If you take decks like Storm, Amulet Titan, or Neobrand, they can also kill quickly, but if something goes wrong, they crumble and do nothing. If something goes wrong with Hogaak, they just kill you a turn later instead. This combination of power, speed, consistency and resiliency is unmatched by anything in the format.

Since you can’t expect Hogaak to reliably fizzle and you can’t fight it with the cards you’d use to fight any other Magic deck, the only resort you have is to hate it out, and you have to be very particular about your hate, since the deck can often win through “soft hate” such as Nihil Spellbomb, Surgical Extraction, Relic of Progenitus, or even Ravenous Trap. You really need to stop them from playing the game to begin with.

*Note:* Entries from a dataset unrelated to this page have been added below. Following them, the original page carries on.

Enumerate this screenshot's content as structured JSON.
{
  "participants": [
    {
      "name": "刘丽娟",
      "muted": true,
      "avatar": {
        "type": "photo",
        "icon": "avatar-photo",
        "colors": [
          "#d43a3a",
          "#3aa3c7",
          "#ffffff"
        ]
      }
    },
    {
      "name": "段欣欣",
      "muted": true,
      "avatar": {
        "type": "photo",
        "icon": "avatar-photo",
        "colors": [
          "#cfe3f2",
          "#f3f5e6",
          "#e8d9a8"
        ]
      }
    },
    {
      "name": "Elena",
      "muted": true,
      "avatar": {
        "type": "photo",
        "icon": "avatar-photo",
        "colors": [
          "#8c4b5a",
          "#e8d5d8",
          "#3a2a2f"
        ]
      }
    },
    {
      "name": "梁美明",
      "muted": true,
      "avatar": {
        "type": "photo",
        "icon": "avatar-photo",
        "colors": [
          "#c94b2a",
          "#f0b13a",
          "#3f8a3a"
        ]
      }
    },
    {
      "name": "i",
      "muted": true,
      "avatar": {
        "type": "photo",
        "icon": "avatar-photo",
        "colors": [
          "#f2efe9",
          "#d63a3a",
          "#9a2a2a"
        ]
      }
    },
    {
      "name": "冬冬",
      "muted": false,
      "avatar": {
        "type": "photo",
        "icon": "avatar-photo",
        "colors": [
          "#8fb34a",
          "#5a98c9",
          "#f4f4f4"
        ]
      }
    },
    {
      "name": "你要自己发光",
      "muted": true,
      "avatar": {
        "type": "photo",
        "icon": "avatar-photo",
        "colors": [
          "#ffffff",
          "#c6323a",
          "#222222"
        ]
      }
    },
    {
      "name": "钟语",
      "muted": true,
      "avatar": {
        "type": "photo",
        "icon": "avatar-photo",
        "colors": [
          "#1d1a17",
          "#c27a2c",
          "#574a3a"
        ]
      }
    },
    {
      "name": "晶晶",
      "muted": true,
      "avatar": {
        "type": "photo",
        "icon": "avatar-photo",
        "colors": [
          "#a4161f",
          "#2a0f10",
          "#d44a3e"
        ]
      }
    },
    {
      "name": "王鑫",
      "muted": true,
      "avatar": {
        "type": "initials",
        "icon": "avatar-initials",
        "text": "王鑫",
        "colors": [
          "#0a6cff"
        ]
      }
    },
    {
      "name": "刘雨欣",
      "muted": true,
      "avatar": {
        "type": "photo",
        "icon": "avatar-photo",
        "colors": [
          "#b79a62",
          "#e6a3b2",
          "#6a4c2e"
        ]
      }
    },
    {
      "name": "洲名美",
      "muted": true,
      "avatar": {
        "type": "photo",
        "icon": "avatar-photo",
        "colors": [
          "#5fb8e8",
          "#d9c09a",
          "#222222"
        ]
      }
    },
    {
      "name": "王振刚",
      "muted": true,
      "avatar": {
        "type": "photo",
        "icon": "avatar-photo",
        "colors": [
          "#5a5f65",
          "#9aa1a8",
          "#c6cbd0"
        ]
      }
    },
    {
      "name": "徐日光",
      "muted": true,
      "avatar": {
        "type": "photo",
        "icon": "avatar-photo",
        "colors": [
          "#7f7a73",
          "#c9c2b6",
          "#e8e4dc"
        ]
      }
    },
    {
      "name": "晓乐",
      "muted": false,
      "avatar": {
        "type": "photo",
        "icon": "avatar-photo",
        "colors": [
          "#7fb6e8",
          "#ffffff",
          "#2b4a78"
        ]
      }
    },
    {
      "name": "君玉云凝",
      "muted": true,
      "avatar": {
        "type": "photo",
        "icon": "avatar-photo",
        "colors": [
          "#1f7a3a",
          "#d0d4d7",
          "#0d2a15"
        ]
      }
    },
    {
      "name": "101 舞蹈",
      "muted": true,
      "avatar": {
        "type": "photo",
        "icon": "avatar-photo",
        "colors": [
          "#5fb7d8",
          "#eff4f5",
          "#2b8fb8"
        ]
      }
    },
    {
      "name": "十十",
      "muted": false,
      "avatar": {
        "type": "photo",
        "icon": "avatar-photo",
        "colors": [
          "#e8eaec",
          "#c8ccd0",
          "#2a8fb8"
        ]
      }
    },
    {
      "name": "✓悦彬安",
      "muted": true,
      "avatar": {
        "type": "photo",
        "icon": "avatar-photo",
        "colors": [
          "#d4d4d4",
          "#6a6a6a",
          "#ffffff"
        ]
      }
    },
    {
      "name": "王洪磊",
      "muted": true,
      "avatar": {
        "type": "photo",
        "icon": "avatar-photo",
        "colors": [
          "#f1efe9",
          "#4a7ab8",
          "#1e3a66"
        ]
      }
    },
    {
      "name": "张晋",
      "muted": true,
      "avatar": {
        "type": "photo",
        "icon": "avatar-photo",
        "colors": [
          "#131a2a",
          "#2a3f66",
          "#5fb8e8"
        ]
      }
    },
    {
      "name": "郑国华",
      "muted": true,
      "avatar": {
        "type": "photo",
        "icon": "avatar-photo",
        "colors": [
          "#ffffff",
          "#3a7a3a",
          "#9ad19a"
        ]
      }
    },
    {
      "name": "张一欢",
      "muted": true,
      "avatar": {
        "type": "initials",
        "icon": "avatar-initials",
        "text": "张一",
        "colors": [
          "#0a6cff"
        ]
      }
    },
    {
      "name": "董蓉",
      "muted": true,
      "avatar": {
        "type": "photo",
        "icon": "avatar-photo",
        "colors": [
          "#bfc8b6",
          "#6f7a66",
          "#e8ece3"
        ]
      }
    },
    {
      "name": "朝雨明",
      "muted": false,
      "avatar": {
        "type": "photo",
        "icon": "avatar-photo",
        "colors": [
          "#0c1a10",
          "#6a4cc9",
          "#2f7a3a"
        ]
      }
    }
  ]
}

This was the avenue chosen by most of the Mythic Championship, as Leyline of the Void was the most-played card in the tournament with over two copies per player, several of them in the maindeck. This is an unprecedented level of hate, and it was still not enough to stop the Hogaak menace. Hogaak was the most-played and also the best-performing deck in the tournament, with over half the 8-2 records. It only placed one player in the Top 8, but I believe that was simply due to wins being badly distributed, partly because it was a split format and partly because the deck was cannibalized by the players who chose to play maindeck Leyline in it, increasing their win percentage in mirrors but lowering it across the field (so the people who won the most mirrors also lost the most other matchups, give or take).

Here’s the decklist I played for an 8-2 result at the Mythic Championship:

I believe the core of the deck is basically locked in (Hogaak, Arisen Necropolis; Vengevine; Faithless Looting; Stitcher’s Supplier; Bloodghast; Gravecrawler; Carrion Feeder) but there is a lot of variation on the last slots. Here are your options:

Satyr Wayfinder is almost a core part of the deck at this point, since I believe almost everyone played it. It’s not the fastest card, but it does enable Turn 2 Hogaaks reliably, and it’s an important card in sideboard games where you might actually want to hit your land drops to hardcast Vengevine.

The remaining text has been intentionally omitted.